Ürün satışları ve dünya gelirleri
Gone Girl gibi bir projenin ancak filmini satarsın; kısır ve riskli bir proje olur. Ama Örümcek Adam çekersen filmini satarsın, çantasını satarsın, tişörtünü satarsın, posterini satarsın, kostümünü satarsın, bilgisayar oyununu satarsın, anahtarlığını satarsın, her şeyini satarsın. Garanti bir rant var. İşte bu yüzden Gone Girl gibi iyi filmler 3-5 yılda bir denk geliyor. Gerçi o da kitap uyarlaması ama, yine de...

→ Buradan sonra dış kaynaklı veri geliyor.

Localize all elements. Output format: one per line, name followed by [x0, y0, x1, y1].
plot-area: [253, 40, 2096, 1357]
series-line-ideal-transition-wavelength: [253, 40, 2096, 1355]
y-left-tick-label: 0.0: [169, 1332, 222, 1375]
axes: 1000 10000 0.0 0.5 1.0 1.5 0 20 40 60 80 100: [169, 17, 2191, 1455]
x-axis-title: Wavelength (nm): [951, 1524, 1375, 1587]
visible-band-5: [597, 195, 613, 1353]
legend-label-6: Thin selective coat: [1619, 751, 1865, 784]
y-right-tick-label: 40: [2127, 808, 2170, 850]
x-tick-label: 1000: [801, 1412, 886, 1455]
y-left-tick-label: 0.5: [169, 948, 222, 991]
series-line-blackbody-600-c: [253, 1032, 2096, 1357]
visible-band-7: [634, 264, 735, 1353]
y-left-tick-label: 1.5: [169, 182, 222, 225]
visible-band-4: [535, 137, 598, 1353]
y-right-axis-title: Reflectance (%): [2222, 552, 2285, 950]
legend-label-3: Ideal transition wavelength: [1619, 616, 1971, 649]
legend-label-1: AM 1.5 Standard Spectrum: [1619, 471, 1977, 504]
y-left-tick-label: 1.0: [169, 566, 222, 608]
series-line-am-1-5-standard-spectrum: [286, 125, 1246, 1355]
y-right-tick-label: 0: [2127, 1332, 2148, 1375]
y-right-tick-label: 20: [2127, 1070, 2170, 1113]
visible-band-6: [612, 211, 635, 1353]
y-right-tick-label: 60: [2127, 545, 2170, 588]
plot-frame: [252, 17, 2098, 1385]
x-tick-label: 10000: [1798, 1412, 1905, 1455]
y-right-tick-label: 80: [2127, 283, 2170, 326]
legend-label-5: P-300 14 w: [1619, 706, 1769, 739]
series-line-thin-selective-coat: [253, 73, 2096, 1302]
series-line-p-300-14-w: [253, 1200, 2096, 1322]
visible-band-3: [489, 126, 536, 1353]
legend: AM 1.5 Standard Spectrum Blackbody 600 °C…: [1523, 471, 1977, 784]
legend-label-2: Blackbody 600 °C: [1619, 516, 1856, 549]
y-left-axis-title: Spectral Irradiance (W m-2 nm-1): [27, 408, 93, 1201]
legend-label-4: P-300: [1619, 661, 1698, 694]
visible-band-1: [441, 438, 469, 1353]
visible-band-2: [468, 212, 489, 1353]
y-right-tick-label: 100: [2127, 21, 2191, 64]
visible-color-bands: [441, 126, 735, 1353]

hollywood-un-sonu-mu-geliyor-470787-1.
Robert Redford

Büyük şirketleri batmaktan kurtaran bir diğer kanal ise dünya gelirleri. Amerika ekonomisi durağan, Hollywood krizde, iç piyasa giderek daralıyor. Fakat ekonomik durumu görece daha iyi olan yükselen bazı ülkelerden gelen gişe hasılatı yapımcıların muhasebesini toparlayabiliyor. Eskiden Hollywood filmleri Amerikan izleyicisine göre çekilirdi. Artık dünyanın diğer ülkelerindeki izleyicilerin de talepleri dikkate alınarak çekiliyor. Mesela Transformers, çizgi dizisi vaktiyle her yerde yayınlandığı için, tüm dünyada karşılık bulan bir yapım. Transformers 4, toplam hasılatının %77’sini Amerika dışından elde etmişti.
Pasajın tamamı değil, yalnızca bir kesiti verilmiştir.